This week, the new Star Trek, directed by J.J. Abrams, comes out on DVD. It has garnered overwhelming praise from Star Trek fans and newcomers alike for its fast-paced, slick action sequences and generally fun approach. Of course, some believe that it pandered to the lowest common denominator and fundamentally killed everything that Gene Roddenberry’s vision for the future was about.
I had a great time watching this movie in theaters, but at the same time, I knew that it wasn’t, as promos were claiming, “my father’s Star Trek.” It was something very different. My father would agree. But if it wasn’t his, whose was it? I mean, I watched the same ones he did, so technically, wasn’t it mine also? Is the new one not my Star Trek either? What are you trying to tell me, J.J.?
But I digress. J.J. Abrams’ Star Trek has been referred to by a term that has fallen into vogue over the past couple of years to describe a trend that arguably began with the success of Batman Begins in 2005. That term is “reboot.” It’s an interesting word to use, complete with all sorts of different meanings.
It eschews negative connotations of terms like sequel, prequel or remake. A sequel is typically a bad photocopy of a predecessor in an attempt to make more money off of an audience. A prequel is the same thing as a sequel, except it’s set before the events of the initial films because original actors cannot come back, or a franchise has been written into a corner from which it cannot go forward. A remake, in the eyes of the audience, is just a concession because nobody could be bothered with to come up with an original idea.
But a reboot? Well, that’s a good thing. If you reboot a broken computer, it will work correctly, right? It’s like a recharge, a shot in the arm, some new blood. A remake sounds like a redo. You screwed it up the first time, and by the grace of God you’re getting another chance. A reboot makes it sound like if not for a few problems, everything you need is already there. Reboots usually refer to the start of an intended franchise, because, honestly, how can you remake an entire franchise? That would require remaking every movie in it, and that is just ridiculous.
And so, for the past several years, we have been getting reboots instead of remakes. We have had movies like the fantastic Batman Begins, the James Bond reboot Casino Royale, and now Star Trek, the middling (depending on who you ask) Superman Returns, and a spate of slasher films produced by Michael Bay, who, with his production company Platinum Dunes, seems to be on a one-man mission to reboot every horror property he can get his hands on (Friday the 13th, The Texas Chainsaw Massacre and the upcoming Nightmare on Elm Street).
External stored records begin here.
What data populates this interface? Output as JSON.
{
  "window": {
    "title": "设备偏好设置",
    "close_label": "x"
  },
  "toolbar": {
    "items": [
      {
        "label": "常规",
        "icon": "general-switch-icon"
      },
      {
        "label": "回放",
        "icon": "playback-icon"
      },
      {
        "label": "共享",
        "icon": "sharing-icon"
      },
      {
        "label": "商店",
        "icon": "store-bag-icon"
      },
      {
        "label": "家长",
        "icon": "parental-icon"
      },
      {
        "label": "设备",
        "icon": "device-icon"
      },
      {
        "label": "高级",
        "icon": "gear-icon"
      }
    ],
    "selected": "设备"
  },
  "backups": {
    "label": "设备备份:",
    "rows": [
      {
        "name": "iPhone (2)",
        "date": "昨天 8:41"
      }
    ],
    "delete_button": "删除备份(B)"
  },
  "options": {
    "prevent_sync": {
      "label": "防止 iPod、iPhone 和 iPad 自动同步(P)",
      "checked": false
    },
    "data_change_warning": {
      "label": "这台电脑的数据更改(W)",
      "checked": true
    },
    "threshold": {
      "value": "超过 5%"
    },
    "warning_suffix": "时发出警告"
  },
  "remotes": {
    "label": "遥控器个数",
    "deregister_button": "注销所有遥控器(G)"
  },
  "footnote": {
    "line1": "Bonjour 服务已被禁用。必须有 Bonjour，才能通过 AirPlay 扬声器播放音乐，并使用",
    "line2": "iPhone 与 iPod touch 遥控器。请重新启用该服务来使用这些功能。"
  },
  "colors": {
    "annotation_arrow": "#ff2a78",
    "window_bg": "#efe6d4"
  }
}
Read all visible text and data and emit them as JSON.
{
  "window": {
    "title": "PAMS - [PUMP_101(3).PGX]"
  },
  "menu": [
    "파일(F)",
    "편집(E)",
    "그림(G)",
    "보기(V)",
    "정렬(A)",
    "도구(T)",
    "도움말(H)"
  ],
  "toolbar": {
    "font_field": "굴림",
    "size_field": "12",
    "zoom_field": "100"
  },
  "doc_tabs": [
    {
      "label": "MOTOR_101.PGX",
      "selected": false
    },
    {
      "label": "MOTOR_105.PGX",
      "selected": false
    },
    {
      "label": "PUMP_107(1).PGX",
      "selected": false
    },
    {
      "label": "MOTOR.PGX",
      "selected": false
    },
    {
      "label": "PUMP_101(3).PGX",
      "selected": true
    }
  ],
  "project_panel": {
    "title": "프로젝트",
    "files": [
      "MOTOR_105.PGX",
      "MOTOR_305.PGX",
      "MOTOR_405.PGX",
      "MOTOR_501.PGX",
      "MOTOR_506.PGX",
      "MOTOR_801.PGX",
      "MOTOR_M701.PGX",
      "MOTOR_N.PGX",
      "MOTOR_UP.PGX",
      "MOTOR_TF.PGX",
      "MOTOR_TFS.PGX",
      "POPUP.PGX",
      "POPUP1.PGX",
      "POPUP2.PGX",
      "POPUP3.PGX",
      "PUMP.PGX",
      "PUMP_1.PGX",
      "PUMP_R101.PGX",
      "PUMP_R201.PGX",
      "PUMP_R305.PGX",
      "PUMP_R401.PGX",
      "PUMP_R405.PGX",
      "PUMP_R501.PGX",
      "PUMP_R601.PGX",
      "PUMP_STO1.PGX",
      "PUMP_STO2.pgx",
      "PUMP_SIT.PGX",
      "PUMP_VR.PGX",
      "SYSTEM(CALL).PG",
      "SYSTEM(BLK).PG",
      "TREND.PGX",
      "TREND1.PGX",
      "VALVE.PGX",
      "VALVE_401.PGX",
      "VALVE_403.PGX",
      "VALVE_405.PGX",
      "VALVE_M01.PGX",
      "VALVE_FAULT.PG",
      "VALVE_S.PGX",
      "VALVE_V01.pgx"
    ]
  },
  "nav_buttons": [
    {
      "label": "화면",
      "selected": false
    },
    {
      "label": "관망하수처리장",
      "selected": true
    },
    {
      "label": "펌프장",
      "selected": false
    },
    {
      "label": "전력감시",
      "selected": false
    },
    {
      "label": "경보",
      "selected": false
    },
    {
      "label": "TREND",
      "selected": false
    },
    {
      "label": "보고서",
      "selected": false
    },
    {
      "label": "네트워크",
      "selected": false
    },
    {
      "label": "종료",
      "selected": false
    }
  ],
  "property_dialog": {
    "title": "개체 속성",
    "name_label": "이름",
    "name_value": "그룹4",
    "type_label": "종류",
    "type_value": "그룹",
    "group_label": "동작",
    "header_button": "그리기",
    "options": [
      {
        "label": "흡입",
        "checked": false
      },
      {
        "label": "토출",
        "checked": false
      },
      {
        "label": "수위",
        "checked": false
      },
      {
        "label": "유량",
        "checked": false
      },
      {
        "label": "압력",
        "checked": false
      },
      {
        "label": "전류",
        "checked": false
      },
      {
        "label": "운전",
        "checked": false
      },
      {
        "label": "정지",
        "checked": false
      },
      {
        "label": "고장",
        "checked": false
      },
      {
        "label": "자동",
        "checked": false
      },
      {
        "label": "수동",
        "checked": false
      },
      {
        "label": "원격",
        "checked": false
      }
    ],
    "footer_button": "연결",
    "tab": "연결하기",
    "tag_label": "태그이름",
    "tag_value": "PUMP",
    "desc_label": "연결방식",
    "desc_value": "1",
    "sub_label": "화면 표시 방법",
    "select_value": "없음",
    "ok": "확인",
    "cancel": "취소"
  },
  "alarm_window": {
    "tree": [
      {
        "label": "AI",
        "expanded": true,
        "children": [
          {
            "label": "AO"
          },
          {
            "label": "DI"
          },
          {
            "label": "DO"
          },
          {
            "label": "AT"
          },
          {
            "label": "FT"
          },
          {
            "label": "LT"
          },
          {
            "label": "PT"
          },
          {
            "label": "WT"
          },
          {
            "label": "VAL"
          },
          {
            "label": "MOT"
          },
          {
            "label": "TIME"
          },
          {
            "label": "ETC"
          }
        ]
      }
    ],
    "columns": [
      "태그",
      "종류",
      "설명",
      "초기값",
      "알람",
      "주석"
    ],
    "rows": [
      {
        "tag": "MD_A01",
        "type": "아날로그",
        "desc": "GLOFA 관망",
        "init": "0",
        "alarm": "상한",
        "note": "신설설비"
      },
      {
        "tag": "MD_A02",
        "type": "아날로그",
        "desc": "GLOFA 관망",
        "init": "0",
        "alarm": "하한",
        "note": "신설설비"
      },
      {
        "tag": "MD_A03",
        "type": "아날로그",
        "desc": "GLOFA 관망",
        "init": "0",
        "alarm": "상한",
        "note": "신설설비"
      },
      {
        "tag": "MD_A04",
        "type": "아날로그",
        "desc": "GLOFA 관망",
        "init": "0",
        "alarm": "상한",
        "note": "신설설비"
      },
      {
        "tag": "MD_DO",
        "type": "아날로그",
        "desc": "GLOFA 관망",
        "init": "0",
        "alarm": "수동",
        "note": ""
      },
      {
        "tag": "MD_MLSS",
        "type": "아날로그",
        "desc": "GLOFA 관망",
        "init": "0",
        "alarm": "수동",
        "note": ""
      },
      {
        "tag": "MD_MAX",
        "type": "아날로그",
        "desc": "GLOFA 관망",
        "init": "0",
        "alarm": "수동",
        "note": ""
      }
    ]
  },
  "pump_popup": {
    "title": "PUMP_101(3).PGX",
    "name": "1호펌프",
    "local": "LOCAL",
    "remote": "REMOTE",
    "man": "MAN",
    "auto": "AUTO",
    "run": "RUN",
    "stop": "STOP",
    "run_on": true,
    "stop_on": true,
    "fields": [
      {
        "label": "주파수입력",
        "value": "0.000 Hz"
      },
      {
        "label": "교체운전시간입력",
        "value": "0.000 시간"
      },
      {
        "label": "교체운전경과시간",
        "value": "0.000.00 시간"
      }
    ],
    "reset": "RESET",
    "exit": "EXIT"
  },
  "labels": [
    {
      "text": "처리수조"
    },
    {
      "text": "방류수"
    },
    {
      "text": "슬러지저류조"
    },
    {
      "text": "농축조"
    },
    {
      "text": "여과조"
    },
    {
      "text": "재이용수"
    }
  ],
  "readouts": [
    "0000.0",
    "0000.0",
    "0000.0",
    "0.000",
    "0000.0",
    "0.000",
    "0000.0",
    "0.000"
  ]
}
The trend has even continued to television, with shows like the recent “Battlestar Galactica,” which has the distinction of being even more popular and successful than the movie it is based on.
The Bond and Batman reboots are the best examples of how this approach to franchise can work really well. Both franchises have established characters with rich histories to draw from, but, for some reason or another, their franchises entered a period of creative atrophy (the Bond films became bloated self-parodies) or mismanagement (Joel Schumacher’s direction and Akiva Goldsman’s writing took the franchise started by the morose Tim Burton to the far reaches of camp).
Casino Royale took the formerly pun-spouting, smirking superhero and turned him into the super-serious, Jason Bourne-type bulldozer.
Christopher Nolan’s Batman Begins was the first Batman film to focus on the psychology of its title character, divulging what might compel a man to bring justice to the world while dressed up as a winged, nocturnal mammal.
Star Trek had become bloated by the weight of its own continuity, as well as a complete lack of creative blood. (Insurrection. Nemesis. Enterprise. Yeah … ) Abrams’ approach may not have been what everyone wanted, but it is what every franchise needs when it gets its reboot: A return to basics. It took Star Trek back to at least one aspect that everyone agreed worked: an ensemble adventure in space. All the high-minded science fiction doesn’t work if it isn’t interesting to watch. Now that Abrams has won an audience, he will work on that for the next film.
Star Trek was far from perfect, with one-dimensional characters, plot contrivances, an ill-conceived romance and a massive restructuring of continuity that may or may not be a good thing. Only time will tell if it can prove itself. But the movie has Kirk, Spock, McCoy and the rest of the crew, the Enterprise and the fate of the galaxy in the balance. They’re not back; they never really left. Just like Bond and Batman. All it needed was a reboot.